The Evil Dead (1981): My first time seeing this (fear of Raimi fanboys always kept me away), and I'm pleased with the experience. Less reliant upon camp than I was expecting, the film's basically a sly exercise in style and the tweaking of narrative expectations. Once the allure of plot surprises is extinguished – one of those hideous ghouls (like permanent manifestations of Linda Blair at her ugliest in The Exorcist) goes ahead and spills the beans in the opening act regarding what will ultimately go down – Raimi's left to spin formal tricks.

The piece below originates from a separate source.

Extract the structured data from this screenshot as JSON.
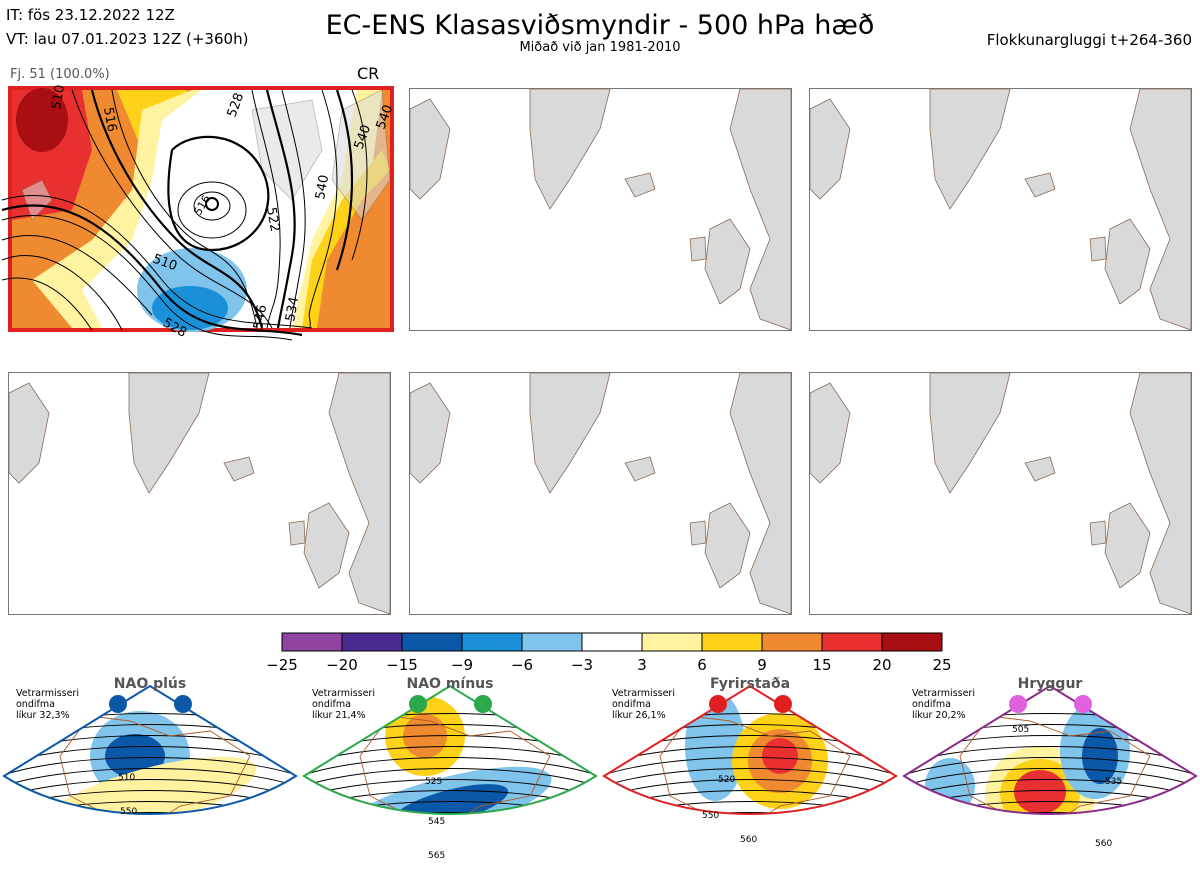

The question of "who will die next?" quickly becomes secondary to "when, and more importantly, how will they be dispensed with?" Sometimes a deceiving stretch of lugubrious build-up leads to a jolting shock cut; other times the ostensible downtime between deaths is poisoned by the grisliest, most emphatically bloody murder of all. Too goofy to really be deemed nihilist, the film has no pretensions, self-consciously treating death as little more than it often is in the slasher genre: an excuse to play around with narrative and visual strategies.

Black Sabbath (1963): Structured like a spooky radio hour with three separate tales introduced by a stage-settingly macabre Boris Karloff (and thus a feature-length precedent to Are You Afraid of the Dark?), the supposed personal favorite of director Mario Bava among his many films is an inconsistent but otherwise efficient Halloween spectacular. Together, the three shorts – in chronological order, A Drop of Water, The Telephone, and The Wurdulak – are deeply fixated on the past, haunted as they are by a specific motif: ghosts are metaphorical vehicles for unresolved, ignored, and ultimately destructive tensions among people who are (or were) close to one another. With the exception of the second tale, a vaguely misogynistic Hitchcockian riff about an angry ghost exacting vengeance on his two-timing closeted lesbian wife, Bava works in a baroque folktale mode here, whipping up vertiginous zooms, pre-Suspiria color treatment, and janky handmade special effects to communicate simple, symmetrical parables. Gargantuan, ornately designed sets consume so many square feet of Bava's studio that lights appear to be just barely tucked out of frame, a limitation that only makes the film's acrobatic camera wizardry all the more impressive. That the seams, ever so precariously implied, never quite show is a testament to the considered craft on display to saddle these potentially tawdry quickies with their necessary levels of punctuation. However much it dates itself, Black Sabbath remains a film of dazzling directorial confidence.